At this point, it is the whole question of the context of the collation of almost:
- The JVM creates a custom object.
- The JVM detects whether the object class and ancestor classes contain non-empty finalize method definitions, and if none, does not carry out subsequent finalizer related processing.
- The JVM invokes the static register method of the finalizer class, creates a finalizer object that contains the object reference, and finalizer a static class to add the finalizer object to a one-way linked list.
- During the run, the JVM updates the status of these finalizer objects to pending (This section can refer to the instructions in the Java.lang.ref.Reference Class).

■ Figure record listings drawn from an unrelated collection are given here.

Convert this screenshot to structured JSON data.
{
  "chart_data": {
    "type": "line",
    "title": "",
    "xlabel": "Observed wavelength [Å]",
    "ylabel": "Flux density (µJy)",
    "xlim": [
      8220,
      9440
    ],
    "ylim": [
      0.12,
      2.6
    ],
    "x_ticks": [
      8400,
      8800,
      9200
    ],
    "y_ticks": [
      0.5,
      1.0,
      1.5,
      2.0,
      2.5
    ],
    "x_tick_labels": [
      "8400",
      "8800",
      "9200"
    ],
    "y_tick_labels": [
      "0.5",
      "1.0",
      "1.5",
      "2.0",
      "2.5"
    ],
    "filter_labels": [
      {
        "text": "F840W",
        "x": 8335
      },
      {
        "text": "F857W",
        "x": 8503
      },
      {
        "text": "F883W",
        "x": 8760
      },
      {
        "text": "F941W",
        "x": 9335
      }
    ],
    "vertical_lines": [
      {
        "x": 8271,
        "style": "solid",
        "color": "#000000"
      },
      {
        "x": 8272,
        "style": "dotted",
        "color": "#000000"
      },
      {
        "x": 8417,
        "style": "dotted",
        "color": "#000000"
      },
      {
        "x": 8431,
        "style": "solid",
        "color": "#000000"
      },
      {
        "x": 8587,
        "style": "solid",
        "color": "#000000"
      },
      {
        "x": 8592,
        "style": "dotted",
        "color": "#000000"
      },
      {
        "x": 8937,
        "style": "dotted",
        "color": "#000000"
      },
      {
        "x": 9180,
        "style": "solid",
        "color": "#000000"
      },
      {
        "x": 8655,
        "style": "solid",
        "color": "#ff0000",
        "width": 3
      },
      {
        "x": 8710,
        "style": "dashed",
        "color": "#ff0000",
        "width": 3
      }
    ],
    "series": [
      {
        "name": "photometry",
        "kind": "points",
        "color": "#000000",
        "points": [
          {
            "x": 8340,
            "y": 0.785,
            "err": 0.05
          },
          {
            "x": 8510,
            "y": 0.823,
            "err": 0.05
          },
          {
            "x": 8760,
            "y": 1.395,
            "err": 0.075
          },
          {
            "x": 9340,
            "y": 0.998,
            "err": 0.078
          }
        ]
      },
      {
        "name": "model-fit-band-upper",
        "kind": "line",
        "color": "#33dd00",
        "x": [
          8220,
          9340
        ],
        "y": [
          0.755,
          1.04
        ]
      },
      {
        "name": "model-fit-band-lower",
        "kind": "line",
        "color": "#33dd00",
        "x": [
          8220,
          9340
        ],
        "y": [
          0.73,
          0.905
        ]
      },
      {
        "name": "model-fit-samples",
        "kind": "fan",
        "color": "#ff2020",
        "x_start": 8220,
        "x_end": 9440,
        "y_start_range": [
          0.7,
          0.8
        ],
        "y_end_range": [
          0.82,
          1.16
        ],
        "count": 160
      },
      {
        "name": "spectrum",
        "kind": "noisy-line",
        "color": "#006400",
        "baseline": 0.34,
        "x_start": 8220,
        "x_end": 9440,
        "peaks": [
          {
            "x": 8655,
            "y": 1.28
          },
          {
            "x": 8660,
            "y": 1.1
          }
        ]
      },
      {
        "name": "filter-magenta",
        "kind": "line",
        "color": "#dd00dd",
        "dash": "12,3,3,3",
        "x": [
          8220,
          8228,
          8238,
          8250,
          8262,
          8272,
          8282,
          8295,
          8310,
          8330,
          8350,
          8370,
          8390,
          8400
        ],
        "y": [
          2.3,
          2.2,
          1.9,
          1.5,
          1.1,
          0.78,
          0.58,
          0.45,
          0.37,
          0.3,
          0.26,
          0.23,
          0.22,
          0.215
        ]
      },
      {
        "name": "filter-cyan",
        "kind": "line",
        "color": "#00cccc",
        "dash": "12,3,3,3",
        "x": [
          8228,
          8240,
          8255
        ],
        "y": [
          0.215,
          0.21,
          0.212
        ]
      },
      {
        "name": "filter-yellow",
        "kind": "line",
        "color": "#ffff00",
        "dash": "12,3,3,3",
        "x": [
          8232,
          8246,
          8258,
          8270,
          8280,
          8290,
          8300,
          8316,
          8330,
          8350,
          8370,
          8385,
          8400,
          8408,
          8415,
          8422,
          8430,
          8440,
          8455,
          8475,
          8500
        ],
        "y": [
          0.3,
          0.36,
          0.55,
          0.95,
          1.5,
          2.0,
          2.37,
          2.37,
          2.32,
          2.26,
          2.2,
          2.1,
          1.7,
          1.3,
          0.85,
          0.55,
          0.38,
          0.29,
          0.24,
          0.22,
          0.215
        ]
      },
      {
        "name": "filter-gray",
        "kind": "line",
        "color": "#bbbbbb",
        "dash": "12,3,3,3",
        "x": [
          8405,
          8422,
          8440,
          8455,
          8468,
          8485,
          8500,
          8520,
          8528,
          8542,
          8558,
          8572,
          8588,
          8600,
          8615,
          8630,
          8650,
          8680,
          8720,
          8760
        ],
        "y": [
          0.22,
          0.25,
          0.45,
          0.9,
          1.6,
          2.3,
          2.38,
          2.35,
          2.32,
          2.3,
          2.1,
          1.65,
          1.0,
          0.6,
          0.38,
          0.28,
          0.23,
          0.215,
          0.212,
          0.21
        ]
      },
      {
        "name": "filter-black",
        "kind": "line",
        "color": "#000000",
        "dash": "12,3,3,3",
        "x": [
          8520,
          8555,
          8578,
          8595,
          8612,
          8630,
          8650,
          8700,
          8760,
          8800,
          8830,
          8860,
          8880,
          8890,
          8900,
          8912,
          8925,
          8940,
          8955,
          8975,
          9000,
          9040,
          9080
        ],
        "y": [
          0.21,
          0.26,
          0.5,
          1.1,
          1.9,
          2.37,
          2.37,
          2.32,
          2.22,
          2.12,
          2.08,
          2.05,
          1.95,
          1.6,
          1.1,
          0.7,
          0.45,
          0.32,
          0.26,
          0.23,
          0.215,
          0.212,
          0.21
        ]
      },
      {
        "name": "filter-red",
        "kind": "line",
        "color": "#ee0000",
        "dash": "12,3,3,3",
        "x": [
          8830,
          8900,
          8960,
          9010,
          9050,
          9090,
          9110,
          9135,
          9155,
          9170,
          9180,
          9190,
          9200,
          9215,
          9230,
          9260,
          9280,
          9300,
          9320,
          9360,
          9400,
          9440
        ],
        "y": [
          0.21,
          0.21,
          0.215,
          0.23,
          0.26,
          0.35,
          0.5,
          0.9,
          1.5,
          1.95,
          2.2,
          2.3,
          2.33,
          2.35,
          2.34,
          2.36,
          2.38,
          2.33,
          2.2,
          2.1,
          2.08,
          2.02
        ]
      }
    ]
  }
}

- Referencehandler threads in the reference class scan to these finalizer objects that have a status of pending. These objects are enqueue to the referencequeue of finalizer static class references (non-finalizer, a one-way linked list).
- The finalizer thread pops the finalizer object from the Referencequeue, first removing the finalizer object from the finalizer one-way list, releasing the finalizer static class's reference to the finalizer object, The Finalize method of the custom object referenced by the finalizer object is then called, and both the finalizer object and the custom object can be reclaimed by GC at this time.
- Due to the low priority of the finalizer thread, it may cause the old object to be released faster than the new object is created, causing outofmemory problems (GC overhead in the example The limit is due to the fact that the cost of new object creation is too low for objects to be recycled more than 98% of the time the CPU uses for GC recycling.
Finally, the NetEase Research Institute's Ma Jin in his blog in very detailed elaboration of the principle of finalize and so the case, it is also worth reading.